6 Can’t Miss Beach Hikes on the West Coast

– Photograph: Indian Beach at Ecola State Park Oregon

Spring is here, and sun-soaked days are near, making this an unmatched time of year for lacing up and hitting the trail—particularly along the rocky coastline of western states like California, Oregon and Washington. Many routes in these parts offer the coastal vistas you’ve been craving all winter, along with challenging terrain to help you work up a sweat and truly earn those long hours of relaxation back at the base. Best of all, spring affords longer days filled with refreshing breezes, fresh flowers in bloom, and all-around ideal conditions for hiking, with less crowds along the trails than you may find in summer. 

For hikers across varying skill levels, here are six of our favorite places to start. 

Torrey Pines Beach Trail Loop, California

Conveniently located just outside of Del Mar and open year round, this relatively easy 2.3-mile loop only takes about an hour and change to complete. To draw it out and soak up the peak views along the coast, plan ahead with a blanket and packed lunch so you can take your time. Just note this is a favorite path among many in the area. To avoid the crowds, plan your hike during off-peak days and times. 

Shi Shi Beach, Washington

Clocking in at 8 miles round trip, this legendary hike—along with its most photographed site at Point of the Arches—can be tackled in a day. But with jaw-dropping views , you just may want to plan ahead and linger a while. With the right permits, you can even camp overnight, so you can take your time exploring all the tide pools, coastal forests and other exquisite terrain along the way. 

Ecola State Park, Oregon

In fact a web of trails rather than one select path, this state park is a favorite among hikers of all abilities. While the route that attracts the most attention here is the 8-mile segment of the Oregon Coast Trail (OCT), beginners can start with one of the shorter paths, such as the 1.25-mile Crescent Beach descent or the 1.5-mile jaunt to Indian Beach.
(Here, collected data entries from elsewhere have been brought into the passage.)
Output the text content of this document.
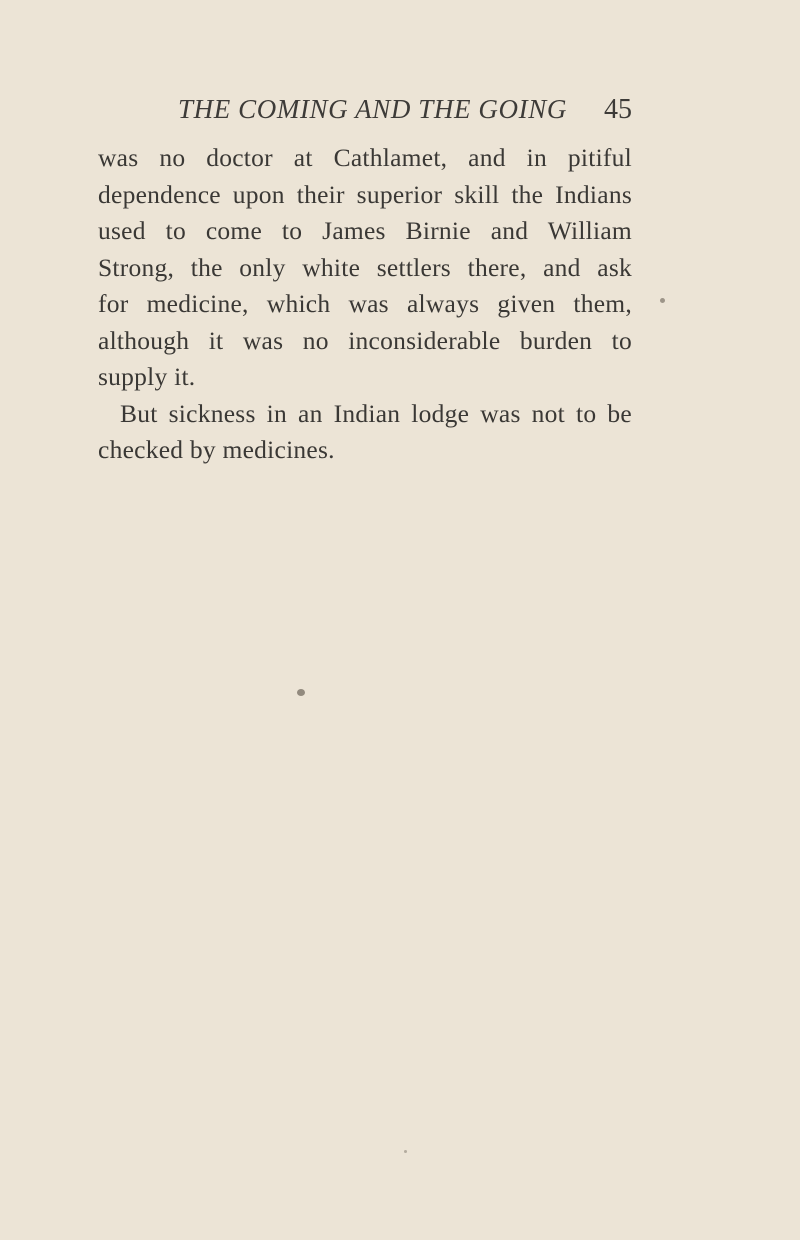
THE COMING AND THE GOING 45
was no doctor at Cathlamet, and in pitiful
dependence upon their superior skill the Indians
used to come to James Birnie and William
Strong, the only white settlers there, and ask
for medicine, which was always given them,
although it was no inconsiderable burden to
supply it.
But sickness in an Indian lodge was not to be
checked by medicines.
Whatever your chosen path, this state park offers incredible biological diversity and views galore. Depending on the timing of your spring hike, you may even spot migrating whales just offshore. 

McWay Falls, California

Whether you’ve driven the winding Highway 1 through Big Sur, or you’ve simply marveled over photographs of it from afar, you know this iconic coastline is among California’s crown jewels. This overlook trail features dazzling views along the Pacific coastline, and while it’s an indisputably short 0.6-mile round trip hike, it pays off with the ultimate vantage of an 80-foot waterfall. While you won’t even need the daypack for this one, the neighboring Julia Pfeiffer Burns State Park affords a myriad of trails of varying lengths if you’re looking to stick around a bit longer. 

Cape Flattery, Washington

Nestled among dense forestland at the northwesternmost tip of the Lower 48 states, this 1.5-mile trail packs a full day’s worth of sights into a generally short trek. Check in at Washburn’s General Store for a permit, then hit the gravel road that kicks off this path. While the trail itself ultimately turns to a well-maintained boardwalk for much of the route, be sure to wear the right footwear to help you stay relatively mud-free. And don’t forget to bring layers, as the canopy of trees at this Olympic Peninsula site can make the spring breezes feel even cooler. 

Devils Lake, Oregon

While the breathtaking Pacific Crest Trail spans the entirety of Canada’s E.C. Manning Provincial Park down to the west coast’s Baja border with Mexico, Devil’s Lake Trailhead in the Willamette National Forest near Bend has something for every outdoor adventurer. More daring hikers may opt for the epic 50-mile length that winds an elongated loop through the Three Sisters Wilderness, while Devil’s Lake Trail itself is just 1.6-miles out and back, packing in some of the same lush wilderness and sweeping views in under an hour’s hike.